Apart from the makers of massproduction vehicles, few manufacturers, especially those relying upon proprietary-made components, could afford to investigate any potential weakness in a unit supplied from a specialist source.
Engine Research Engine development and research are carried out in the Gothenburg laboratories, where there are five test bays. These are equipped on a scale comparable with that of the Shell research laboratory at Thornton-leMoor.
The operative is partitioned from the test unit, which is housed on a bed in a sound-proofed bay. Sitting at a desk, he can observe the engine through a glass screen, but all controls and instruments are remotely connected to the desk and adjustment to the dynamometer or scale alongside the operative, can be made without his having to move from the desk. Scales for weighing fuel consumed during a trial are arranged alongside the operative.
Exhaust-smoke density is observed by means of a photo-electric cell. This, again, is equipment developed by Volvo, and is now being adopted other oil-engine research laboratories in Sweden and England. The smoke meter now in use gives readings reproduceable within a small percentage, and can be used for weeks without need for cleaning the glass windows.
Continental piston makers have shown great interest in a photographic device made by Volvo which records, on one plate, a complete picture of a piston's periphery. This is of special value in recording effects of running-in tests, determining piston clearance, its shape, and the nature of its bearing against the cylinder bore.

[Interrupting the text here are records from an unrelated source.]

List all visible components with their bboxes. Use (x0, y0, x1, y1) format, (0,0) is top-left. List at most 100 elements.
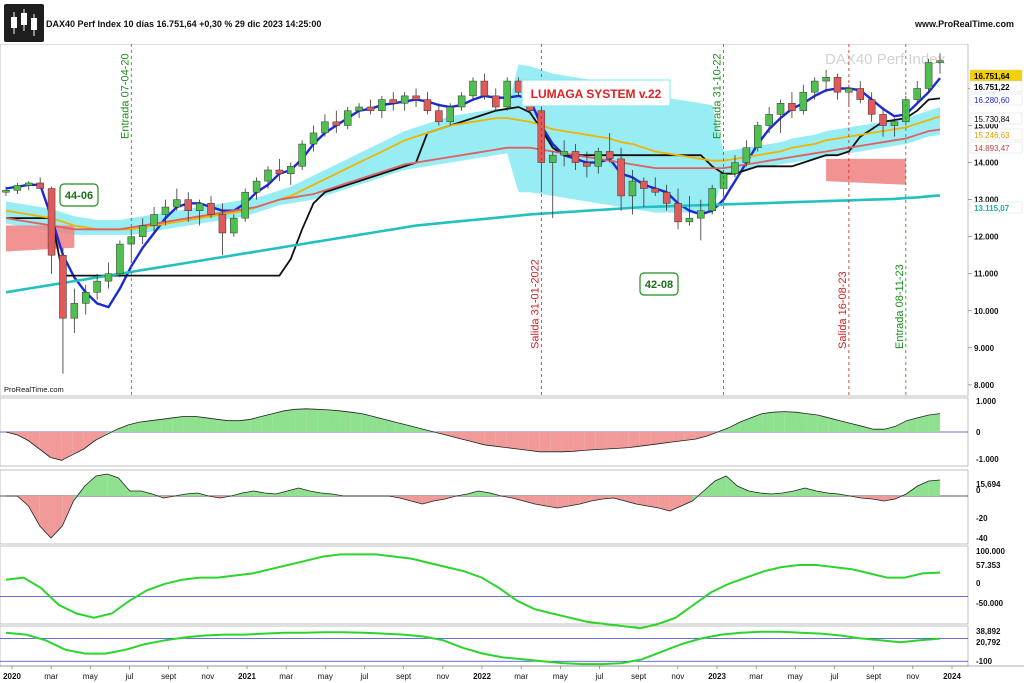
oscillator-fill (771, 493, 783, 496)
candle-body (708, 188, 716, 211)
oscillator-fill (250, 416, 262, 432)
oscillator-fill (728, 422, 740, 432)
oscillator-fill (118, 478, 130, 496)
candle-body (446, 106, 454, 123)
candle-body (150, 214, 158, 226)
oscillator-fill (217, 419, 229, 432)
price-badge (969, 128, 1023, 141)
candle-body (765, 114, 773, 126)
oscillator-fill (276, 491, 288, 496)
oscillator-fill (726, 476, 738, 496)
system-label: LUMAGA SYSTEM v.22 (531, 87, 662, 101)
oscillator-fill (50, 432, 62, 461)
oscillator-tick-label: 15,694 (976, 480, 1001, 489)
oscillator-fill (561, 432, 574, 452)
oscillator-line-panel1 (5, 408, 941, 461)
oscillator-fill (283, 409, 296, 432)
oscillator-tick-label: 57.353 (976, 561, 1001, 570)
candle-body (913, 88, 921, 100)
oscillator-fill (298, 488, 310, 496)
time-tick-label: 2022 (473, 672, 491, 681)
oscillator-fill (773, 411, 785, 432)
oscillator-fill (150, 419, 162, 432)
oscillator-fill (141, 491, 153, 496)
oscillator-fill (411, 496, 423, 504)
oscillator-tick-label: 0 (976, 428, 981, 437)
candle-body (799, 91, 808, 111)
candle-body (503, 80, 511, 108)
time-tick-label: may (83, 672, 98, 681)
oscillator-fill (737, 486, 749, 496)
ichimoku-cloud-bear (6, 225, 75, 252)
panel-frame-p4 (0, 625, 969, 667)
oscillator-fill (650, 432, 663, 445)
oscillator-fill (72, 432, 84, 455)
oscillator-fill (782, 491, 794, 496)
candle-body (104, 273, 113, 282)
candle-body (719, 173, 728, 189)
oscillator-fill (272, 410, 284, 432)
signal-box (639, 272, 679, 296)
oscillator-fill (467, 491, 479, 496)
ichimoku-cloud-bull (6, 64, 940, 235)
oscillator-fill (450, 432, 462, 440)
oscillator-fill (422, 496, 434, 504)
price-badge (969, 80, 1023, 93)
oscillator-fill (512, 496, 524, 501)
oscillator-fill (684, 432, 696, 441)
instrument-title: DAX40 Perf Index 10 días 16.751,64 +0,30… (46, 19, 322, 29)
candle-body (583, 162, 591, 167)
candle-body (788, 103, 796, 111)
signal-box (59, 183, 99, 207)
candle-body (845, 88, 853, 93)
site-link[interactable]: www.ProRealTime.com (914, 19, 1014, 29)
candle-body (469, 80, 477, 97)
oscillator-fill (662, 432, 674, 444)
oscillator-fill (83, 432, 95, 449)
oscillator-fill (639, 432, 651, 447)
time-tick-label: sept (396, 672, 412, 681)
time-tick-label: may (788, 672, 803, 681)
candle-body (355, 106, 363, 111)
price-badge (969, 201, 1023, 214)
candle-body (264, 169, 272, 182)
candle-body (13, 185, 22, 191)
time-tick-label: sept (631, 672, 647, 681)
oscillator-fill (861, 496, 873, 499)
time-tick-label: jul (829, 672, 838, 681)
oscillator-tick-label: -50.000 (976, 599, 1004, 608)
candle-body (343, 110, 352, 126)
oscillator-fill (94, 432, 107, 441)
candle-body (81, 292, 90, 304)
oscillator-fill (748, 491, 760, 496)
watermark-text: DAX40 Perf Index (825, 51, 946, 68)
signal-box-label: 44-06 (65, 190, 93, 202)
oscillator-tick-label: -1.000 (976, 455, 999, 464)
oscillator-fill (928, 413, 940, 432)
candle-body (685, 217, 694, 223)
candle-body (47, 188, 56, 256)
panel-frame-p3 (0, 545, 969, 625)
candle-body (321, 121, 329, 134)
annotation-layer: Entrada 07-04-20 Salida 31-01-2022 Entrada… (59, 44, 1023, 396)
candle-body (36, 182, 44, 189)
oscillator-tick-label: 0 (976, 486, 981, 495)
candle-body (879, 114, 887, 126)
oscillator-fill (361, 413, 373, 432)
price-badge-label: 15.246,63 (974, 131, 1010, 140)
oscillator-fill (714, 476, 727, 496)
oscillator-fill (573, 432, 585, 452)
oscillator-fill (62, 496, 74, 526)
oscillator-fill (873, 429, 885, 432)
oscillator-fill (928, 480, 940, 496)
candle-body (230, 217, 238, 234)
signal-label-entry: Entrada 31-10-22 (712, 53, 724, 139)
oscillator-fill (828, 417, 840, 432)
oscillator-fill (550, 432, 562, 452)
overlay-line-black_line (6, 97, 941, 277)
oscillator-fill (906, 486, 918, 496)
oscillator-fill (239, 419, 251, 432)
oscillator-fill (17, 432, 29, 441)
oscillator-fill (399, 496, 412, 501)
candle-body (59, 254, 67, 319)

At the time of my visit to the laboratory, a new chassis-test dynamometer was being constructed to enable trials to be made up to speeds equivalent to 100 m.p.h., and for pulling forces of up to 2,600 lb. Au electronic device is to be incorporated which can be adjusted to give any desired load-speed characteristic, thus reproducing conditions of acceleration and braking on the road. This apparatus will be arranged for engine-cooling tests in complete vehicles with control of ambient temperature to correspond to arctic or tropical conditions.